APUNTES PARA EL FUTURO
Por: Essaú LOPVI
La corrupción en México, ha sido objeto de innumerables estudios y análisis a lo largo de los años. Pero considero que uno de los mayores desafíos en la lucha contra este mal, es la ambigüedad que rodea su definición y la persistente brecha de poder que influye en cómo se percibe y se aborda en México.
Uno de los principales problemas que enfrentamos al hablar de corrupción es la vaguedad de su significado en la vida pública. ¿Qué entendemos realmente por corrupción? ¿Es simplemente el abuso del poder público para beneficio privado, como lo define Transparencia Internacional, o es algo más complejo y profundamente arraigado en la cultura política mexicana? La ambigüedad en torno a esta definición dificulta la formulación de políticas públicas efectivas para combatirla, especialmente en un país con desigualdades estructurales tan marcadas como el nuestro.
Además de esta vaguedad, la perspectiva elitista que a menudo impregna los estudios sobre corrupción representa un problema adicional. Muchos análisis parten desde la academia, con un lenguaje alejado de la vida cotidiana, lo que excluye a la ciudadanía del debate. La corrupción no es solo un tema académico; es un problema que marca la vida diaria de millones de mexicanos.
Pero lo más grave es que lo que se vendió como la gran solución para desterrar la corrupción —la autodenominada Cuarta Transformación de Morena— ha demostrado que no hemos avanzado en casi nada. Al contrario: bajo el argumento de combatir este mal, se han eliminado contrapesos fundamentales al poder. El partido en el gobierno ha colonizado el Poder Judicial, el Legislativo y el Ejecutivo, construyendo un partido de Estado que decide y controla todo. Y para rematar, en nombre de la supuesta lucha contra la corrupción se han debilitado o desaparecido organismos autónomos de transparencia, los pocos que aún servían para obligar a los políticos a rendir cuentas.
El resultado es demoledor: hoy los escándalos de corrupción de funcionarios y personajes de la 4T se cuentan por decenas. Y cuando no son escándalos de dinero mal habido, surgen señalamientos cada vez más frecuentes de vínculos con el crimen organizado. Todo esto hace evidente que el discurso de la “honestidad valiente” fue más un eslogan de campaña que un compromiso real con México.
Lo cierto es que la corrupción sigue siendo vista por la mayoría como una transacción desigual al margen de la ley. El problema es que esa desigualdad se ha normalizado: lo que algunos consideran corrupto, otros lo ven como una práctica común, casi como una forma de sobrevivir en un sistema que funciona a base de favores, moches o impunidad. Así lo revelan estudios como el de Mexicanos Contra la Corrupción y la Impunidad, que muestran cómo la percepción varía según la posición social o el beneficio que se obtenga de esas prácticas.

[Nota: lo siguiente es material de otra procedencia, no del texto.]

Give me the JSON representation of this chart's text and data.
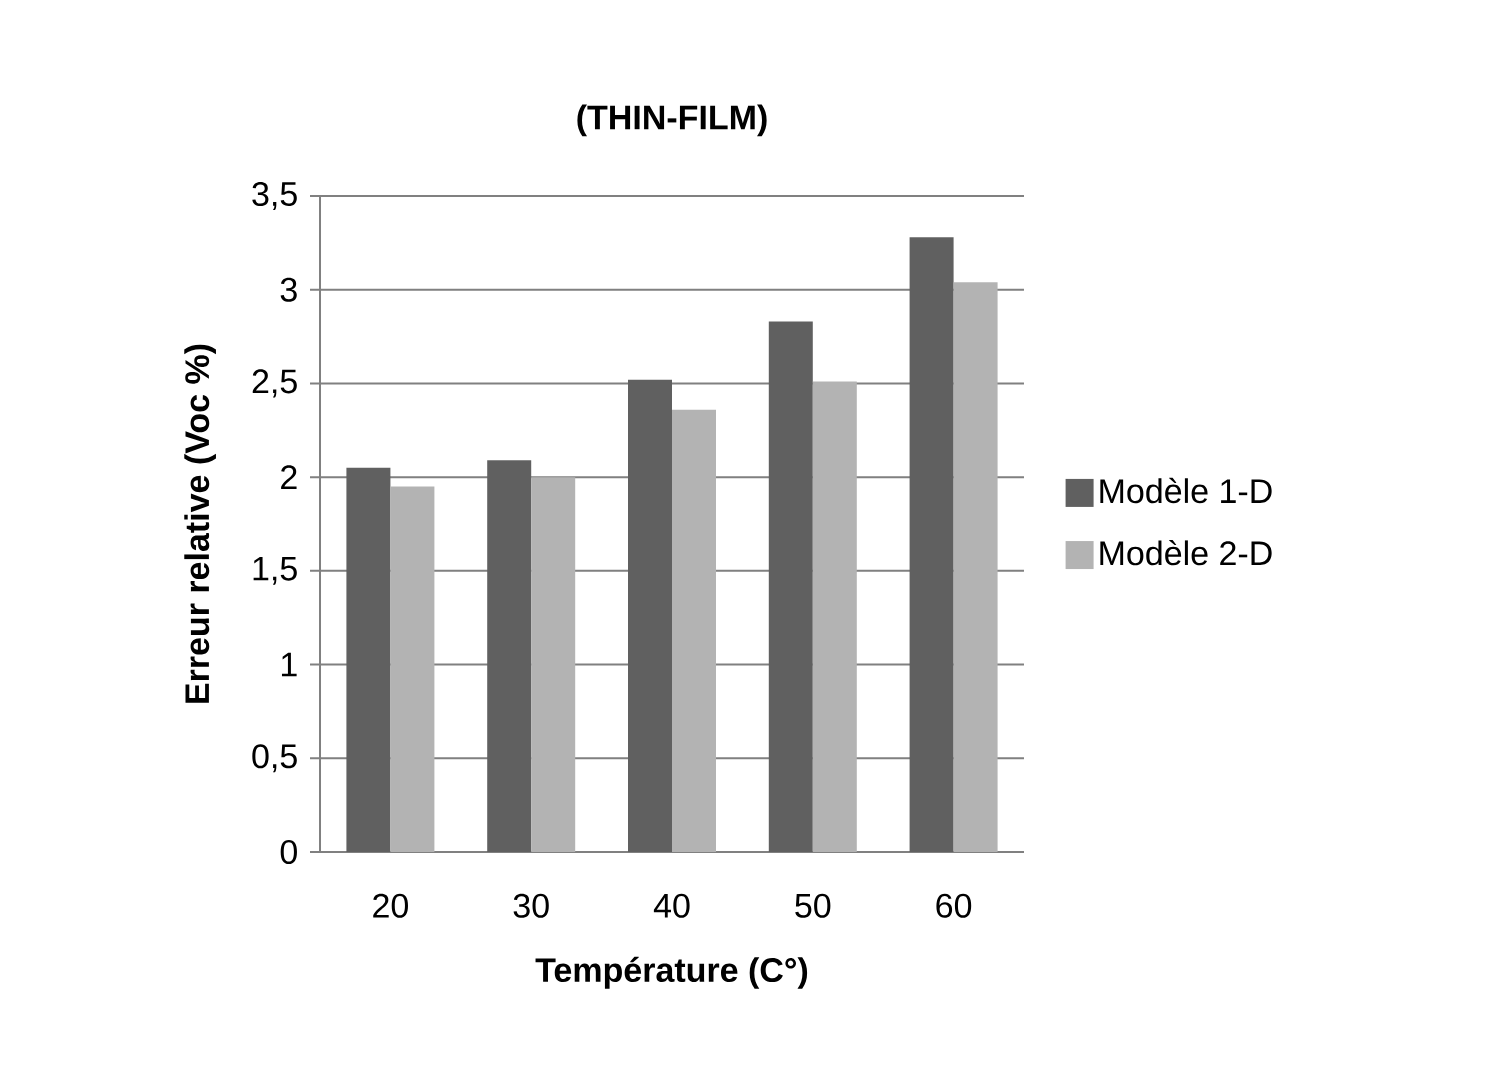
{
  "chart_data": {
    "type": "bar",
    "title": "(THIN-FILM)",
    "xlabel": "Température (C°)",
    "ylabel": "Erreur relative (Voc %)",
    "categories": [
      "20",
      "30",
      "40",
      "50",
      "60"
    ],
    "series": [
      {
        "name": "Modèle 1-D",
        "color": "#606060",
        "values": [
          2.05,
          2.09,
          2.52,
          2.83,
          3.28
        ]
      },
      {
        "name": "Modèle 2-D",
        "color": "#b3b3b3",
        "values": [
          1.95,
          2.0,
          2.36,
          2.51,
          3.04
        ]
      }
    ],
    "ylim": [
      0,
      3.5
    ],
    "yticks": [
      {
        "value": 0,
        "label": "0"
      },
      {
        "value": 0.5,
        "label": "0,5"
      },
      {
        "value": 1,
        "label": "1"
      },
      {
        "value": 1.5,
        "label": "1,5"
      },
      {
        "value": 2,
        "label": "2"
      },
      {
        "value": 2.5,
        "label": "2,5"
      },
      {
        "value": 3,
        "label": "3"
      },
      {
        "value": 3.5,
        "label": "3,5"
      }
    ],
    "grid": "y",
    "legend": "right"
  }
}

Esa tolerancia social a la corrupción, junto con un gobierno que ha manipulado la narrativa para justificar la concentración de poder, genera un escenario aún más riesgoso. Porque si una sociedad que se reconoce como corrupta permite que se desmonte el sistema de contrapesos y vigilancia, lo único que se fortalece es el autoritarismo disfrazado de lucha anticorrupción.
Esta ambigüedad en la definición de corrupción y la brecha de poder que determina cómo se entiende y tolera este fenómeno son retos urgentes para México. Pero hoy, el verdadero problema es que el gobierno que prometió erradicar la corrupción la ha institucionalizado a su conveniencia, cancelando cualquier espacio de fiscalización independiente. Y mientras tanto, los mexicanos seguimos preguntándonos si algún día tendremos un gobierno que realmente no lo sea.